Wieder prallte Bub (14) gegen Pistenraupe
Trotz Absperrbändern und Warnrufen sprang Schüler in den Leoganger Schi-Funpark. Er prallte gegen eine Pistenraupe: Schulterverletzung.

Foto © APA
Die Pistenarbeiter waren gerade dabei, mit Schaufeln und Pistengeräten den Funpark im Salzburger Schigebiet Asitz in Leogang (Pinzgau) zu präparieren. Das Areal war aus diesem Grund mit Bändern abgesperrt. Ein Schüler (14) aus Deutschland ignorierte diese Absperrung jedoch. Er hörte auch nicht auf die Rufe der Pistenarbeiter und sprang über eine Geländekante.

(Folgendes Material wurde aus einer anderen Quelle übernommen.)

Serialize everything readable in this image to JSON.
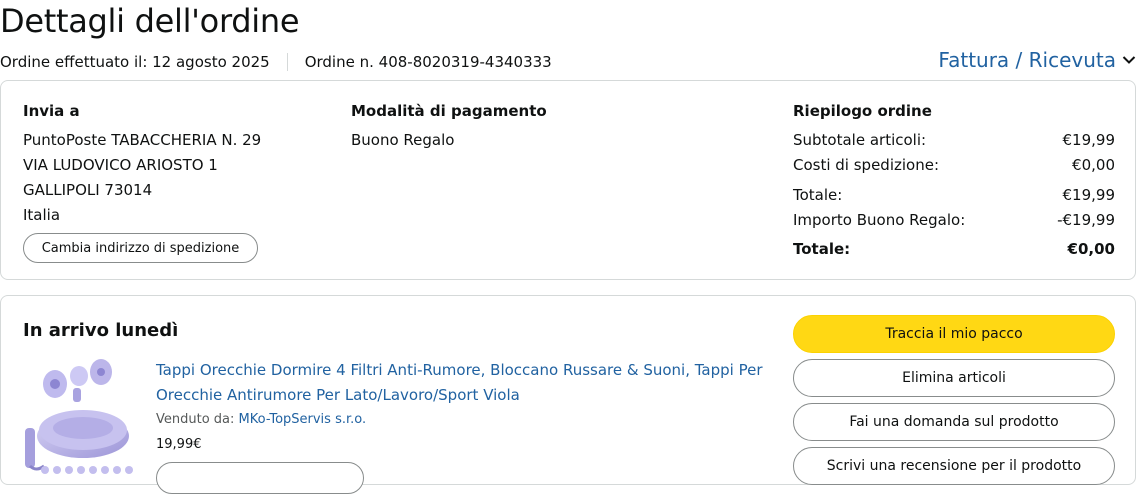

Bei der Landung kollidierte der Bub mit einer Pistenraupe. Der Pistenraupenfahrer hatte im letzten Moment seine Maschine stoppen können. Doch der Schifahrer krachte in die Schaufel des stehenden Gerätes, fiel zu Boden und blieb dort liegen. Der Schüler verletzte sich an der Schulter und wurde in das Krankenhaus Zell am See eingeliefert. Laut Polizei war die Piste ordnungsgemäß abgesperrt, den Pistenraupenfahrer träfe keine Schuld.
Tragischer Unfall im Pongau
Erst am Sonntag hatte sich im Salzburger Werfenweng ein tragischer Unfall mit einer Pistenraupe. Ein fünfjähriger deutscher Urlauberbub und sein Vater (32) kollidierten mit einer Pistenraupe. Der Fahrer dürfte die beiden übersehen haben. Der Fünfjährige starb noch an der Unfallstelle, sein Vater wurde schwer verletzt. Der 32-jährige Chirurg wurde am Dienstag per Hubschrauber vom Krankenhaus Schwarzach in sein Klinikum Heidelberg überstellt. Sein Chef wolle ihn selbst behandeln, so die "Salzburger Nachrichten". Der Verletzte wurde in Heidelberg inzwischen operiert und ist stabil.
Schiunfall auf der Hochrindl
Auf dem Weg der Besserung befindet sich der Bub (5), der bei einem Schiunfall auf der Hochrindl schwer verletzt wurde. Er ist zwar noch auf der Intensivstation des Klinikums Klagenfurt, die Ärzte sind aber optimistisch. Das Kind hatte bei einem Zusammenprall mit einem Steirer (36), der es bei einem Sprung über eine Kuppe übersehen hatte, ein Schädelhirntrauma erlitten.